Overview
As the volume of digital information continues to grow, we are faced with a paradox. We can read and interpret the Dead Sea scrolls written almost 2000 years ago, but we cannot do the same with data generated 20 years ago on a 5.25 inch floppy disk. Ironically, as the world becomes digital, we may be entering a digital "Dark Ages" in which business, public, and personal assets are in ever greater danger of being lost. But, on the other hand, there is an increased need for long-lived digital information. Recent compliance legislation, such as HIPAA and the Sarbanes-Oxley Act, which require long-term data viability, have increased the need to study how to preserve myriad types of information, such as scientific, financial, healthcare, artistic, and cultural data for tens and even hundreds of years.
Preserving information is more than just storing bits of data. It involves preserving the understandability and usability of complex interrelated objects even when technologies for computer hardware, operating systems, data management products, and applications are replaced with newer ones -- and as data consumers (designated communities) change frequently. This poses new requirements to ensure long-term access and understandability, while enabling new interpretations of the same data.

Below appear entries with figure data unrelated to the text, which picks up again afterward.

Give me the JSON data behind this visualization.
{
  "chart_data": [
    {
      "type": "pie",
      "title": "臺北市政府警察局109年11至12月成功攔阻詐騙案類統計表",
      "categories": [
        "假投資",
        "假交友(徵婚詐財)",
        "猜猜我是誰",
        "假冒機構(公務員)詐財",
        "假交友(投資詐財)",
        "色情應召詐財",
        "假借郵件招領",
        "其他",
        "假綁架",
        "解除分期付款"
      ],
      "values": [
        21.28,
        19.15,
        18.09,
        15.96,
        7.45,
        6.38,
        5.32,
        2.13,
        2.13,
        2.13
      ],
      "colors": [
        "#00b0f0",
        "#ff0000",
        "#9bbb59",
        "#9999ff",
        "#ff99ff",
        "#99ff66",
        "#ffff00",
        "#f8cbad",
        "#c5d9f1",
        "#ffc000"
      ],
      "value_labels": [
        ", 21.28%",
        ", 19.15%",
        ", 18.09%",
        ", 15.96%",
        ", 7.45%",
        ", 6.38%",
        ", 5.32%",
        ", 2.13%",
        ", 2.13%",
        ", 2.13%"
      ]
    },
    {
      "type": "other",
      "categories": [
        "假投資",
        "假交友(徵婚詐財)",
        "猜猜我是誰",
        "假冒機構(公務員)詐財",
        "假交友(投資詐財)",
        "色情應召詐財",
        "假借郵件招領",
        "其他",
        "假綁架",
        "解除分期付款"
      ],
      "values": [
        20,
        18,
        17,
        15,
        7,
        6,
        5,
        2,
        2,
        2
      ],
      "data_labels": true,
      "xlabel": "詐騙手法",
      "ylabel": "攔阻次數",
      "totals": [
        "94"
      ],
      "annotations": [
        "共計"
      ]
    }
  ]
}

At the heart of any solution to the preservation problem resides a storage component, which is the permanent location of the information. Traditional archival storage considers only bit preservation, if it considers preservation issues at all. We argue that in order to better preserve data and understandability for long periods, a new type of storage must emerge to take preservation considerations into account.
Preservation DataStores (PDS) is such a novel storage component that supports digital preservation environments ensuring data usability and integrity over long periods of time. PDS supports new functionalities and extensions that are specific for logical preservation. It encapsulates the raw data with its complex interrelated metadata objects, so they are inseparable during the migration processes and when accessing the data in the future. PDS decreases the data transfer between the applications and the storage by offloading data intensive functions such as fixity computations and transformations to the storage. The PDS storage system simplifies the applications by transferring the responsibility for managing the storage-related events, such as provenance events, to the storage itself.
PDS can be used in a preservation solution as the storage infrastructure that manages preservation objects over time. It can be integrated in a cloud-based service for providing archive and long-term retention and preservation service. PDS can also be integrated with an enterprise content management (ECM) system to provide OAIS-based logical preservation support to the ECM. PDS maps the preservation objects to the ECM object model, utilizing its advantages as well as ensuring the preservation object encapsulation, co-location, and usability over time.
PDS serves as infrastructure storage of CASPAR, and was installed and experimented with at the Europe Space Agency (ESA) where it was tested with scientific data. A PDS prototype is available for public download and free evaluation at IBM AlphaWorks. Some PDS concepts are leveraged in standardization efforts via the SNIA LTR technical working group.